2. Basics of time series clustering
Time series clustering requires clustering algorithm or procedure to form clusters for a given a set of unlabeled data objects. The choice of clustering algorithm depends both on the type of data available and on the particular purpose and application. For time series data , the data distinctions can be made as to whether data is discrete-valued or real-valued, uniformly or non-uniformly sampled, univariate or multivariate, and whether data series are of equal or unequal length. Before clustering operations are performed ,non-uniformly sampled data must be converted into uniformed data. This is achieved by a wide range of methods, from simple down sampling based on the roughest sampling interval to a sophisticated modeling and estimation approach.

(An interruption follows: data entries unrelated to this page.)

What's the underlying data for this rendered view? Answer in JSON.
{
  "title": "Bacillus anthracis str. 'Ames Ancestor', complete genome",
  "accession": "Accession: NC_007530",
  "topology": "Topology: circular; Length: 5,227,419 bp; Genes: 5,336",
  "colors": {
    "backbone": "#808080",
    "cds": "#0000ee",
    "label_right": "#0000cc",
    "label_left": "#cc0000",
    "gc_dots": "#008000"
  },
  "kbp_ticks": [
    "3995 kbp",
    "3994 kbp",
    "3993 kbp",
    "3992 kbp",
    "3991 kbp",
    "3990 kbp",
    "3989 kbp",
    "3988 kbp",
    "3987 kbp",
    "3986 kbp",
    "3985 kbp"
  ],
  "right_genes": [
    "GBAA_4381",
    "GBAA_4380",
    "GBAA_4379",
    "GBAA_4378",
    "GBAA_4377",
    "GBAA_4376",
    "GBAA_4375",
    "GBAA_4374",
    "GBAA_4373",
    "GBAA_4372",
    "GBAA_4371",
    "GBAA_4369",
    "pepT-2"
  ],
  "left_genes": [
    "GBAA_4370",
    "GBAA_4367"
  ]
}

To cluster different types of time series data ,various algorithms have been developed. All of these algorithms try to modify the existing algorithms for clustering static data to handle time series data or to convert time series data into the form of static data so that the existing algorithms for clustering static data can be directly used. The former approach works directly with raw time series data ,hence it is called raw-data-based approach. The major modification is made in replacing the distance measure for static data with an appropriate one for time series. In the latter approach raw time series data is either converted into a feature vector of lower dimension or a number of model parameters, and then applies an appropriate clustering algorithm to the extracted feature vectors or model parameters. Hence this approach is called feature- and model-based approach, respectively. Fig 1 describes the three different approaches: raw-data-based, feature-based, and model parameters for clustering without the need for another clustering algorithm.model-based. Note that the left branch of model-based approach trained the model and used the model parameter for clustering without need of another clustering algorithm.